When you select a specific app, the following data visualization categories change to display app-specific data instead of system-wide data:

  • SyncManager.
  • Foreground process.
  • Userspace Wakelock.
  • Top app.
  • JobScheduler.
  • Activity Manager Proc.

The SyncManager and JobScheduler visualizations immediately make it obvious if your app performs syncs and executes jobs more frequently than necessary. In doing so, they can quickly reveal an opportunity to optimize your app’s behavior for improved battery performance.

You can also obtain one more piece of app-specific visualization data, Userspace Wakelock. To include this information in the bug report, enter the following command in your terminal window:

$ adb shell dumpsys batterystats --enable full-wake-history

Figures 5 and 6 show data for Pug Power: Figure 5 shows the visualization of the app-specific data, and Figure 6 shows the corresponding tabular data.

Visualization of data for fictional app Pug Power.
Figure 5. Visualization of data for fictional app Pug Power.


Tabular data for the fictional Pug Power app.

Figure 6. Tabular data for the fictional Pug Power app.

A look at the visualization does not show anything immediately obvious. The JobScheduler line shows that the app has no jobs scheduled. The SyncManager line shows that the app has not performed any syncs.

However, examination of the Wakelocks segment of the tabular data reveals that Pug Power acquires wakelocks totaling over an hour. This unusual and costly behavior can account for the app’s high level of power consumption. This piece of information helps the developer target an area where optimization is likely to greatly help.

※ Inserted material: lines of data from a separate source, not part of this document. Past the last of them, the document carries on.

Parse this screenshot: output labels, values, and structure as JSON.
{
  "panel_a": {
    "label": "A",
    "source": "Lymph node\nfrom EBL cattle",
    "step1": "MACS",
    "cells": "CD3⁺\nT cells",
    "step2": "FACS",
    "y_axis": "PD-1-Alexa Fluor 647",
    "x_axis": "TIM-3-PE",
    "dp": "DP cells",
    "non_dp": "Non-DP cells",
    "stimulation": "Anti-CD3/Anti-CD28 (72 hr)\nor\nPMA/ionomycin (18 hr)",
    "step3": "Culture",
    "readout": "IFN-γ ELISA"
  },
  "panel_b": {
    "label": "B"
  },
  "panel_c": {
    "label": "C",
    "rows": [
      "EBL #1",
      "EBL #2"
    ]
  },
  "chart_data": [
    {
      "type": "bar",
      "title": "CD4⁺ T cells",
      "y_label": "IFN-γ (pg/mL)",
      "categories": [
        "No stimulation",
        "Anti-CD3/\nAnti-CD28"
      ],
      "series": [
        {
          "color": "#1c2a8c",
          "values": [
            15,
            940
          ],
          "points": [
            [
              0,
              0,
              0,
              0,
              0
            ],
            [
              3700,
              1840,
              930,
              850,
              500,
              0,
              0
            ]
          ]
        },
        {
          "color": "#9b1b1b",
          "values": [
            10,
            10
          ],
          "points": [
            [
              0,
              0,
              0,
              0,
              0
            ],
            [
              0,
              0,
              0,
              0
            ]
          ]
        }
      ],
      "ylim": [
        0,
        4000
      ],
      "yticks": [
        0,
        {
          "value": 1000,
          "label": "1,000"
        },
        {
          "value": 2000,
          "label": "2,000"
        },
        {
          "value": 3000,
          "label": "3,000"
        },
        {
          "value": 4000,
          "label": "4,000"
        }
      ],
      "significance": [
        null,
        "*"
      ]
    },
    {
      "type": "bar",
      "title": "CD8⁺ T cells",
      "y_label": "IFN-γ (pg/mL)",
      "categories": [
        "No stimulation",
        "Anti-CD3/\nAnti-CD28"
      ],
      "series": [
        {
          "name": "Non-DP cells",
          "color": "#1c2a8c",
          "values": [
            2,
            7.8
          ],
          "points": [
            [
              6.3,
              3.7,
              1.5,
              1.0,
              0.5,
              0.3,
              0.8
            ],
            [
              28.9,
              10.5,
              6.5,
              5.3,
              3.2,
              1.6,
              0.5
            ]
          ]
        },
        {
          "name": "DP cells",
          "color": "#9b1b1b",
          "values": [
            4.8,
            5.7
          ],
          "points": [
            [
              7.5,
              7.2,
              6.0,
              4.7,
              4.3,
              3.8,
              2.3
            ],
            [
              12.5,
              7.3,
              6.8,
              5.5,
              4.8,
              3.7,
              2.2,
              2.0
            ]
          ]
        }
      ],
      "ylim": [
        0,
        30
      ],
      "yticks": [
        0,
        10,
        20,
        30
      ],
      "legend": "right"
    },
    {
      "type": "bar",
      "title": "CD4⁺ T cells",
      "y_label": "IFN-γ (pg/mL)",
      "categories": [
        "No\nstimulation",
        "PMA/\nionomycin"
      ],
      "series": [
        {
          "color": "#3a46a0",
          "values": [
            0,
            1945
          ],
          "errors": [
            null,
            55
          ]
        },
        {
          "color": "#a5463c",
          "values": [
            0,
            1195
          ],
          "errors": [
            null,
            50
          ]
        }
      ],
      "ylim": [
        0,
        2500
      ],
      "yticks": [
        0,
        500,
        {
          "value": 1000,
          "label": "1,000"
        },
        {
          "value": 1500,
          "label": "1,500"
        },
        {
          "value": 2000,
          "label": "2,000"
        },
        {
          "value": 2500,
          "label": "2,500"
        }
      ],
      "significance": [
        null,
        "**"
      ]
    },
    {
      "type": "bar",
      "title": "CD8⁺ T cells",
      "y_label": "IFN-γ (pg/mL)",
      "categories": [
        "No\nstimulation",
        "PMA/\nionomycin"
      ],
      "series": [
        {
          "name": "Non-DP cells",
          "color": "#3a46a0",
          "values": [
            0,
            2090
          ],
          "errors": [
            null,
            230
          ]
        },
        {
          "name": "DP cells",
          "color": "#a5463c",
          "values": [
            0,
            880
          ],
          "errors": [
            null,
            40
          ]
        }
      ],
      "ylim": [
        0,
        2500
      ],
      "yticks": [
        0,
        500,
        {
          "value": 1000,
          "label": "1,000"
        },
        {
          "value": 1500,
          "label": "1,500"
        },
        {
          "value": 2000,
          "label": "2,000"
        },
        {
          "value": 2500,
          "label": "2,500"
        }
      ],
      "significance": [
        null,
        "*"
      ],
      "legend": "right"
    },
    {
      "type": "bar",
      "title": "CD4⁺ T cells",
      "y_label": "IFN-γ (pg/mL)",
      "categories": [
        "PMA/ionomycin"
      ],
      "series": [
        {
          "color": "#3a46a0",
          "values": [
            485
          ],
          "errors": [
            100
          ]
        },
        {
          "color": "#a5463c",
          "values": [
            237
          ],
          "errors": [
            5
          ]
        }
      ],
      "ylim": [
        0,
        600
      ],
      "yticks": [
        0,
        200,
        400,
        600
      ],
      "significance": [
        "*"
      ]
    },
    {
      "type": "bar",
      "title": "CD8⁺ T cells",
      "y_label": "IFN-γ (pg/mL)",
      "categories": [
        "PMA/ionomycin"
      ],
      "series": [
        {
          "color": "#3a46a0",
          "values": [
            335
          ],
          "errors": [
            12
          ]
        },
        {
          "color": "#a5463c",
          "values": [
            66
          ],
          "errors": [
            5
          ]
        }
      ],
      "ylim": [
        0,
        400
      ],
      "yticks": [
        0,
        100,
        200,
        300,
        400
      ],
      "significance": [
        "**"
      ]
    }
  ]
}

In this case, why does the app acquire so much wakelock time, and how can the developer ameliorate this behavior?

Other cases where Battery Historian can help

There are many other cases in which Battery Historian can help you diagnose opportunities for improving battery behavior. For example, Battery Historian can tell you if your app is:

  • Firing wakeup alarms overly frequently (every 10 seconds or less).
  • Continuously holding a GPS lock.
  • Scheduling jobs every 30 seconds or less.
  • Scheduling syncs every 30 seconds or less.
  • Using the cellular radio more frequently than you expect.